Distributed Memory

PSyclone supports the generation of code for distributed memory machines. When this option is switched on, PSyclone takes on responsibility for both performance and correctness, as described below.

Correctness

PSyclone is responsible for adding appropriate distributed memory communication calls to the PSy layer to ensure that the distributed memory code runs correctly. For example, a stencil operation will require halo exchanges between the different processes.

The burden of correctly placing distributed memory communication calls has traditionally been born by the user. However, PSyclone is able to determine the placing of these within the PSy-layer, thereby freeing the user from this responsibility. Thus, the Algorithm and Kernel code remain the same, irrespective of whether the target architecture does or does not require a distributed memory solution.

Performance

PSyclone adds HaloExchange and GlobalSum objects to the generated PSyIR InvokeSchedule at the required locations. The halo-exchange and global-sum objects are exposed here for the purposes of optimisation. For example the halo-exchange and/or global-sum objects may be moved in the schedule (via appropriate transformations) to enable overlap of computation with communication.

Note

When these optimisations are implemented, add a reference to the Transformations Section.

A halo exchange is required with distributed memory when a processor requires data from its halo and the halo information is out of date. One example is where a field is written to and then read using a stencil access. Halo exchanges have performance implications so should only be used where necessary.

A global sum is required with distributed memory when a scalar is written to. Global sums can have performance implications so should only be used where necessary. Global sums currently only occur in certain Built-in kernels. The description of Built-ins indicates when this is the case.

Implementation

Within the contents of an invoke() call, PSyclone is able to statically determine which communication calls are required and where they should be placed. However, PSyclone has no information on what happens outside invoke() calls and thus is unable to statically determine whether communication is required between these calls. The solution we use is to add run-time flags in the PSy layer to keep track of whether data has been written to and read from. These flags are then used to determine whether communication calls are required upon entry to an invoke().

Control

Support for distributed memory can be switched on or off with the default being on. The default can be changed permanently by modifying the DISTRIBUTED_MEMORY variable in the psyclone.cfg configuration file to false (see Configuration).

Distributed memory can be switched on or off from the psyclone script using the -dm/--dist_mem or -nodm/--no_dist_mem flags, respectively.

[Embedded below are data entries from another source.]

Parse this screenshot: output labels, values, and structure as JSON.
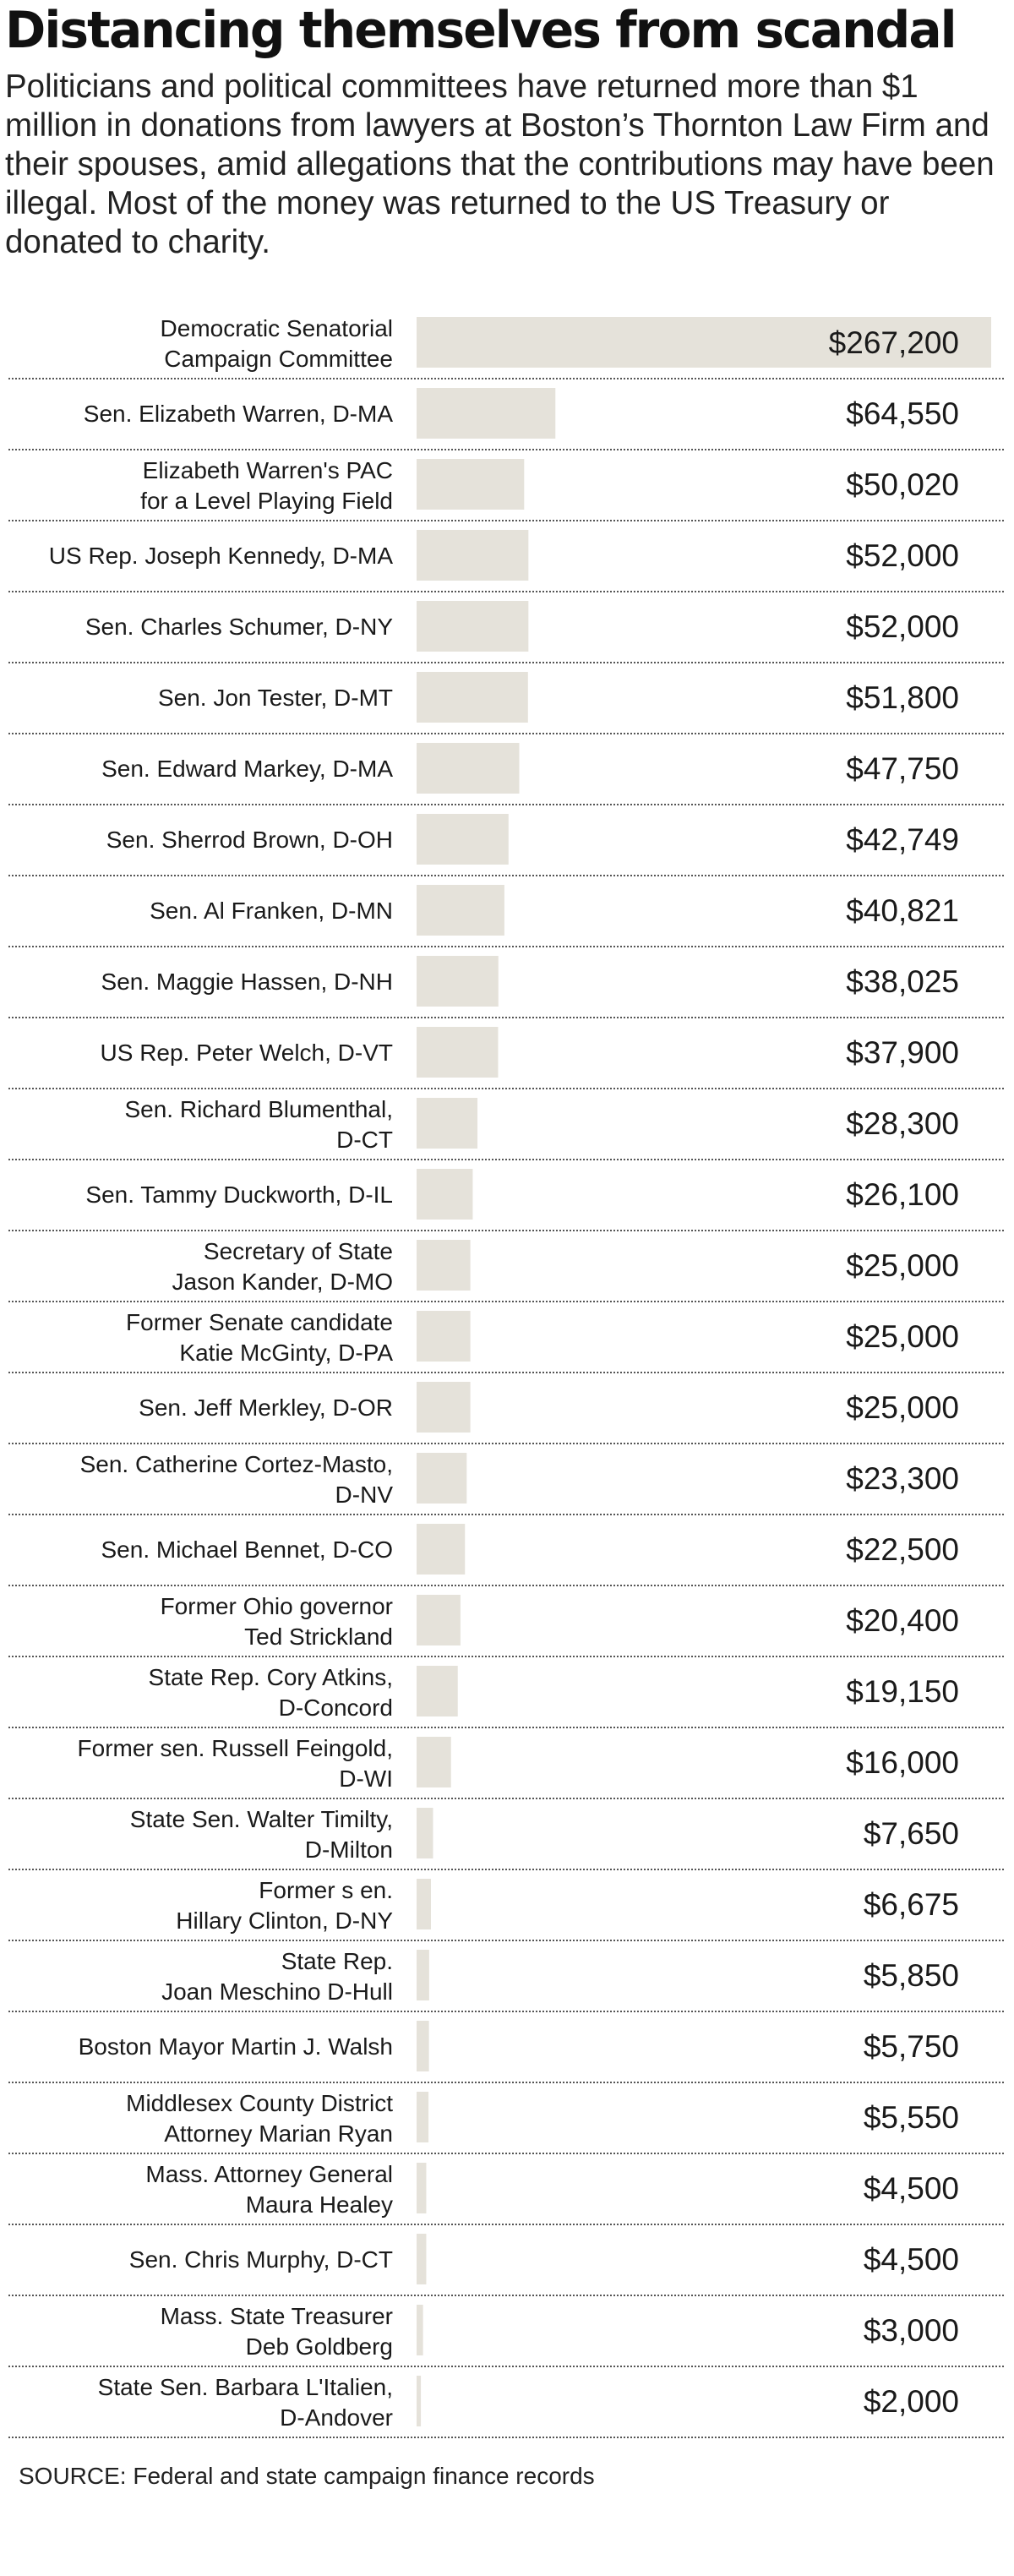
{
  "title": "Distancing themselves from scandal",
  "intro": "Politicians and political committees have returned more than $1 million in donations from lawyers at Boston’s Thornton Law Firm and their spouses, amid allegations that the contributions may have been illegal. Most of the money was returned to the US Treasury or donated to charity.",
  "source": "SOURCE: Federal and state campaign finance records",
  "colors": {
    "bar": "#e5e2da",
    "divider": "#555555",
    "text": "#1a1a1a"
  },
  "chart_data": {
    "type": "bar",
    "orientation": "horizontal",
    "categories": [
      [
        "Democratic Senatorial",
        "Campaign Committee"
      ],
      [
        "Sen. Elizabeth Warren, D-MA"
      ],
      [
        "Elizabeth Warren's PAC",
        "for a Level Playing Field"
      ],
      [
        "US Rep. Joseph Kennedy, D-MA"
      ],
      [
        "Sen. Charles Schumer, D-NY"
      ],
      [
        "Sen. Jon Tester, D-MT"
      ],
      [
        "Sen. Edward Markey, D-MA"
      ],
      [
        "Sen. Sherrod Brown, D-OH"
      ],
      [
        "Sen. Al Franken, D-MN"
      ],
      [
        "Sen. Maggie Hassen, D-NH"
      ],
      [
        "US Rep. Peter Welch, D-VT"
      ],
      [
        "Sen. Richard Blumenthal,",
        "D-CT"
      ],
      [
        "Sen. Tammy Duckworth, D-IL"
      ],
      [
        "Secretary of State",
        "Jason Kander, D-MO"
      ],
      [
        "Former Senate candidate",
        "Katie McGinty, D-PA"
      ],
      [
        "Sen. Jeff Merkley, D-OR"
      ],
      [
        "Sen. Catherine Cortez-Masto,",
        "D-NV"
      ],
      [
        "Sen. Michael Bennet, D-CO"
      ],
      [
        "Former Ohio governor",
        "Ted Strickland"
      ],
      [
        "State Rep. Cory Atkins,",
        "D-Concord"
      ],
      [
        "Former sen. Russell Feingold,",
        "D-WI"
      ],
      [
        "State Sen. Walter Timilty,",
        "D-Milton"
      ],
      [
        "Former s en.",
        "Hillary Clinton, D-NY"
      ],
      [
        "State Rep.",
        "Joan Meschino  D-Hull"
      ],
      [
        "Boston Mayor Martin J. Walsh"
      ],
      [
        "Middlesex County District",
        "Attorney Marian Ryan"
      ],
      [
        "Mass. Attorney General",
        "Maura Healey"
      ],
      [
        "Sen. Chris Murphy, D-CT"
      ],
      [
        "Mass. State Treasurer",
        "Deb Goldberg"
      ],
      [
        "State Sen. Barbara L'Italien,",
        "D-Andover"
      ]
    ],
    "values": [
      267200,
      64550,
      50020,
      52000,
      52000,
      51800,
      47750,
      42749,
      40821,
      38025,
      37900,
      28300,
      26100,
      25000,
      25000,
      25000,
      23300,
      22500,
      20400,
      19150,
      16000,
      7650,
      6675,
      5850,
      5750,
      5550,
      4500,
      4500,
      3000,
      2000
    ],
    "value_labels": [
      "$267,200",
      "$64,550",
      "$50,020",
      "$52,000",
      "$52,000",
      "$51,800",
      "$47,750",
      "$42,749",
      "$40,821",
      "$38,025",
      "$37,900",
      "$28,300",
      "$26,100",
      "$25,000",
      "$25,000",
      "$25,000",
      "$23,300",
      "$22,500",
      "$20,400",
      "$19,150",
      "$16,000",
      "$7,650",
      "$6,675",
      "$5,850",
      "$5,750",
      "$5,550",
      "$4,500",
      "$4,500",
      "$3,000",
      "$2,000"
    ],
    "xlim": [
      0,
      267200
    ],
    "grid": false,
    "legend": "none"
  }
}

For interactive access, the distributed memory option can be changed interactively from the PSyFactory class by setting the optional distributed_memory flag; for example:

psy = PSyFactory(api=api, distributed_memory=False)

Similarly the distributed memory option can be changed interactively from the generate function by setting the optional distributed_memory flag, e.g.:

psy, alg = generate("file.f90", distributed_memory=False).

Status

Distributed memory support is currently supported by the dynamo0.3 and the gocean1p0 APIs. The remaining APIs ignore the distributed memory flag and continue to produce code without any distributed memory functionality, irrespective of its value.